Build these in from the start and they cost almost nothing. Retrofit them under deadline and you face the kind of overhaul that runs a mid-sized company several crore. The deadline is not the enemy. Leaving it to the last minute is.

Consentfree, specific,no pre-ticked boxesData mapknow wherepersonal data livesRetentionauto-delete with48-hour noticeBreach runbook6h to CERT-In,72h to the BoardAI erasureforgotten insidethe model itselfyour build window13 May 2027full enforcement, no grace period
Five things the DPDP Act asks you to build, on one clock. Designed in early, each is cheap. Retrofitted in 2027, they are a crore-scale scramble.

You are not stuck with the obvious models

One more habit the market gets wrong is defaulting every project to a large Western model. India now has a serious home-grown stack. Models such as Sarvam, Krutrim, and BharatGPT, along with the government Bhashini language rails, handle 22 official languages, keep data resident in India, and often beat the global default on culturally specific tasks at a lower cost. For a business serving customers in Marathi, Bengali, or Tamil, or one that must keep data onshore for the Act, that is not a patriotic choice. It is the better engineering one. Match the model to the job, not to the brand on the box.

What we would build first

Put it together and the playbook is deliberately unglamorous. It is the same order every time:

  1. Start with a named outcome. If you cannot say which number should move, you are not ready to spend a rupee on the model.
  2. Map the data. Both the value and the compliance live in knowing exactly where it sits and how it moves.
  3. Pick the simplest system that solves it. Build is the rarest answer, not the default one.
  4. Design for the deadline. Privacy belongs in the foundation, not bolted on in a 2027 panic.
  5. Instrument the cost and the result. If you cannot see both the cost per run and the outcome, you cannot tell whether the AI is earning its keep.

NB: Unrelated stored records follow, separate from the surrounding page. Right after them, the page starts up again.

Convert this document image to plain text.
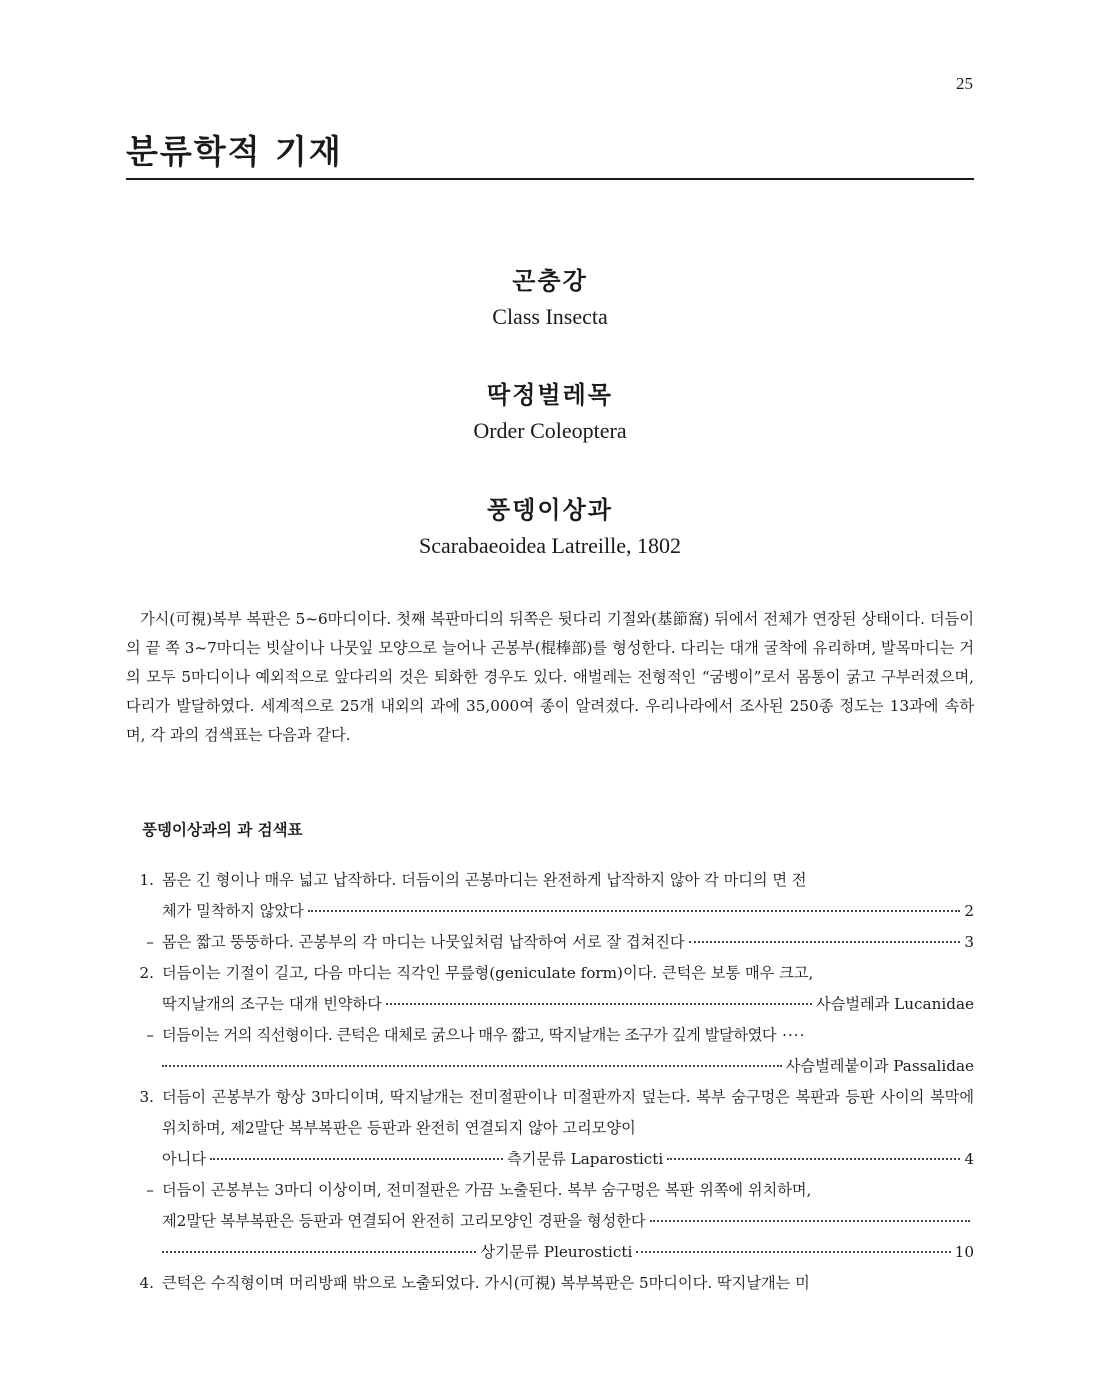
25
분류학적 기재
곤충강
Class Insecta
딱정벌레목
Order Coleoptera
풍뎅이상과
Scarabaeoidea Latreille, 1802

가시(可視)복부 복판은 5~6마디이다. 첫째 복판마디의 뒤쪽은 뒷다리 기절와(基節窩) 뒤에서 전체가 연장된 상태이다. 더듬이의 끝 쪽 3~7마디는 빗살이나 나뭇잎 모양으로 늘어나 곤봉부(棍棒部)를 형성한다. 다리는 대개 굴착에 유리하며, 발목마디는 거의 모두 5마디이나 예외적으로 앞다리의 것은 퇴화한 경우도 있다. 애벌레는 전형적인 “굼벵이”로서 몸통이 굵고 구부러졌으며, 다리가 발달하였다. 세계적으로 25개 내외의 과에 35,000여 종이 알려졌다. 우리나라에서 조사된 250종 정도는 13과에 속하며, 각 과의 검색표는 다음과 같다.

풍뎅이상과의 과 검색표
1. 몸은 긴 형이나 매우 넓고 납작하다. 더듬이의 곤봉마디는 완전하게 납작하지 않아 각 마디의 면 전
체가 밀착하지 않았다	2
– 몸은 짧고 뚱뚱하다. 곤봉부의 각 마디는 나뭇잎처럼 납작하여 서로 잘 겹쳐진다	3
2. 더듬이는 기절이 길고, 다음 마디는 직각인 무릎형(geniculate form)이다. 큰턱은 보통 매우 크고,
딱지날개의 조구는 대개 빈약하다	사슴벌레과 Lucanidae
– 더듬이는 거의 직선형이다. 큰턱은 대체로 굵으나 매우 짧고, 딱지날개는 조구가 깊게 발달하였다 ····
사슴벌레붙이과 Passalidae
3. 더듬이 곤봉부가 항상 3마디이며, 딱지날개는 전미절판이나 미절판까지 덮는다. 복부 숨구멍은 복판과 등판 사이의 복막에 위치하며, 제2말단 복부복판은 등판과 완전히 연결되지 않아 고리모양이
아니다	측기문류 Laparosticti	4
– 더듬이 곤봉부는 3마디 이상이며, 전미절판은 가끔 노출된다. 복부 숨구멍은 복판 위쪽에 위치하며,
제2말단 복부복판은 등판과 연결되어 완전히 고리모양인 경판을 형성한다
상기문류 Pleurosticti	10
4. 큰턱은 수직형이며 머리방패 밖으로 노출되었다. 가시(可視) 복부복판은 5마디이다. 딱지날개는 미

That is the whole game. Not the biggest model or the most pilots. The clearest problem, the simplest build, priced and measured, and compliant before it has to be. It is the reason we diagnose before we build, and why the question we ask first is never which model, but which problem.

This piece is a working read of public industry research and the text of the DPDP Act, not legal advice. For your own obligations under the Act, talk to qualified counsel.